I really can relate to your reasons and I wonder if the truth behind all of it is really as simple as it has been portrayed in the interviews and the film.
I remember what it was like during my childhood, when I felt the need to act clandestinely at all moments, when the actions I did were nothing compared to the actions required to cover it all up. I always felt like the eye of God was looking down upon me from up high, piercing through the clouds and the roof and the ceiling into my childhood bedroom.
Nothing made me feel good except for Second Wind [You're Only Human] by Billy Joel.
Did you like that song too Stephen?
You're only a year younger than myself. I wonder if we would have gotten along.
Let me explain the image. You'll notice the white-out. I am trying to recall, in the viewers mind - at least, the end of time as expressed by the large anti-matter wave in the 1985 comic work Crisis on Infinite Earths as well as 1988's Akira.

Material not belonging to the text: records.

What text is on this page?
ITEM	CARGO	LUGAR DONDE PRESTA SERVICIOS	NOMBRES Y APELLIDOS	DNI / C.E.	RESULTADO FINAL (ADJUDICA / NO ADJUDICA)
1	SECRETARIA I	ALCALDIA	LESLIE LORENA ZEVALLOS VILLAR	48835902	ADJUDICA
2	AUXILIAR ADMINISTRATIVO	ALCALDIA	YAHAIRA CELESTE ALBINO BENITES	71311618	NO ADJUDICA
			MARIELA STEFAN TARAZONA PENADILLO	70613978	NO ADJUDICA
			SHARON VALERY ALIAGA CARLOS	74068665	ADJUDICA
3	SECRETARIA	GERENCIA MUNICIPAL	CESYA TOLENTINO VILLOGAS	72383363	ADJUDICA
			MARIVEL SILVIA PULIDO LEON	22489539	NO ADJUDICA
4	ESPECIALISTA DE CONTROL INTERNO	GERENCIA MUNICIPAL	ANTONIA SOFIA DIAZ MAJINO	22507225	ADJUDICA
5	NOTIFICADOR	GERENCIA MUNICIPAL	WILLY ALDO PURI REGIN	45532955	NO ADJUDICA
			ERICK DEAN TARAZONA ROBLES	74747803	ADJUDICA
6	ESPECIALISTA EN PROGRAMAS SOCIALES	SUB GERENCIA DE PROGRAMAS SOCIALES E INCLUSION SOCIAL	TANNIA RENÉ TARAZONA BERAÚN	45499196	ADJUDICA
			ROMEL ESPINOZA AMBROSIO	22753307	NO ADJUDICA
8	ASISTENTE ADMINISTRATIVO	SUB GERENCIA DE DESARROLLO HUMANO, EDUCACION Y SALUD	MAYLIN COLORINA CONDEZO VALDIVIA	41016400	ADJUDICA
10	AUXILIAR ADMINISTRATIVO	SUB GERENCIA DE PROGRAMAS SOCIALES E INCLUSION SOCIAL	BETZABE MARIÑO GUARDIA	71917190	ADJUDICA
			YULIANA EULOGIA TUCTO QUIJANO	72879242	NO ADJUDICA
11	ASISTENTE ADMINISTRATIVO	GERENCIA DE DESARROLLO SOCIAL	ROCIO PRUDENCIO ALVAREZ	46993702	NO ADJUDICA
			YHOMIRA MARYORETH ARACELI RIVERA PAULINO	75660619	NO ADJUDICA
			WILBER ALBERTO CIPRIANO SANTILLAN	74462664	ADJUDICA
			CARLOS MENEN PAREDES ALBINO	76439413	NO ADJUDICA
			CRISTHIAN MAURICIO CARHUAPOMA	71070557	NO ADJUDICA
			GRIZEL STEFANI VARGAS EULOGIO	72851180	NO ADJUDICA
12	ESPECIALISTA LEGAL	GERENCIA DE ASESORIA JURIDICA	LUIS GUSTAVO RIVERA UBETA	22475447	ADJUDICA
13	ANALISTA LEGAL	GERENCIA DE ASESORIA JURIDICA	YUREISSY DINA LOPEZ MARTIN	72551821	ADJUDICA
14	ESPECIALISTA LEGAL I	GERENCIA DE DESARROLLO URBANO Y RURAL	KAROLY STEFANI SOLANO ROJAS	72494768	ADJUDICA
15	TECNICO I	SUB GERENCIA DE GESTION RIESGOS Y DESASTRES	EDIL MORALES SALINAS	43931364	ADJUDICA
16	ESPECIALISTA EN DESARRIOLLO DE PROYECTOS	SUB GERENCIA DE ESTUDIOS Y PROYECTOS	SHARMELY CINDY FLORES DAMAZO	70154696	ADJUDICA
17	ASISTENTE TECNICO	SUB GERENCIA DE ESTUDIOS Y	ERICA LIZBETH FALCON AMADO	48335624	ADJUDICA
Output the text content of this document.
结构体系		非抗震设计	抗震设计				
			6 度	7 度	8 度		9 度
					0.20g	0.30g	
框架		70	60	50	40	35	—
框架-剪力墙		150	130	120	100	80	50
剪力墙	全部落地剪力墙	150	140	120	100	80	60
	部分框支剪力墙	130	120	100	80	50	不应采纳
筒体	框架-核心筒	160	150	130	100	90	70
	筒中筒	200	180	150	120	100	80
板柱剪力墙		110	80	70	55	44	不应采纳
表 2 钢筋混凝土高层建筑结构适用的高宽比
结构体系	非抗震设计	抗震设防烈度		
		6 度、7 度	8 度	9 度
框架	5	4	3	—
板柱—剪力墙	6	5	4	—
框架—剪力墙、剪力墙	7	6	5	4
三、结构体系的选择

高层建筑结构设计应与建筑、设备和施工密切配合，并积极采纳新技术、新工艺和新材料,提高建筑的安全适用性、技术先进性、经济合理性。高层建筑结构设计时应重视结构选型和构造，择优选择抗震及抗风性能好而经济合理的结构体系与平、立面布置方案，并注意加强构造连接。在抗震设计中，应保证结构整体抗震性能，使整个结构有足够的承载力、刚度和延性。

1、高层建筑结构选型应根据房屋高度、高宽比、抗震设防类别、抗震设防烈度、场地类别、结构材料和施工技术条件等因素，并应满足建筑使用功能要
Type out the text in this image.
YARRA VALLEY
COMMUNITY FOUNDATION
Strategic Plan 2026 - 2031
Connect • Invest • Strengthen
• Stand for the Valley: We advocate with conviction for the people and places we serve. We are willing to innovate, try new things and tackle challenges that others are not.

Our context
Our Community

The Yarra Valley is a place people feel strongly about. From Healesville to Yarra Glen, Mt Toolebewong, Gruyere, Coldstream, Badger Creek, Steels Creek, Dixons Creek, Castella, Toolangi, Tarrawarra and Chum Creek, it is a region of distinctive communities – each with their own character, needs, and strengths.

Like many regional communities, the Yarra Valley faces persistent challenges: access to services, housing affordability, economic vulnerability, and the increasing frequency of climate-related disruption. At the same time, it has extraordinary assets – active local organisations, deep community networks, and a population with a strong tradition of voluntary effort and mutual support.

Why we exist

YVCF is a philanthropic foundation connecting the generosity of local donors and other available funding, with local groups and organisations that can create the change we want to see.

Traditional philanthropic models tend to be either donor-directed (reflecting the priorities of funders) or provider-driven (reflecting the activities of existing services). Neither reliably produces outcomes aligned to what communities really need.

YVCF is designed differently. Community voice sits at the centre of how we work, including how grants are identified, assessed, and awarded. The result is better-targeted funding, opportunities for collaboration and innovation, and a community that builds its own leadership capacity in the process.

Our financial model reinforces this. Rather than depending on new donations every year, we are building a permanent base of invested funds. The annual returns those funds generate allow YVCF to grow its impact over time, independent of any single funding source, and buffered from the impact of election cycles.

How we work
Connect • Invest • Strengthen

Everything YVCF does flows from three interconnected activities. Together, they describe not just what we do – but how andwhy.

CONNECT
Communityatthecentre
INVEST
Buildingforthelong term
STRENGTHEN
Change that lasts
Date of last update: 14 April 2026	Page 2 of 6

I wonder if that is what the end of time will resemble? Will it be a huge white-out or will it be a black-out?
I wonder if we will meet in a thousand years after our bodies have been frozen, dissected and re-assembled into new plasticine containers. I would want mine to be modeled on my body c. 1992.
In the future will they appreciate people that have no real purpose on this planet but to entertain or disgust? Can we freeze ourselves and get to that point together?
I see a lot of similarities though I consider myself to be the opposite of a sociopath in that I care about people too much. They have labeled you a sociopath - do you feel that is a fair assessment? I think that may be a bit of an oversimplification.
No one will ever get it though, will they?
What it feels like to be under that scrutinizing eye all of the time.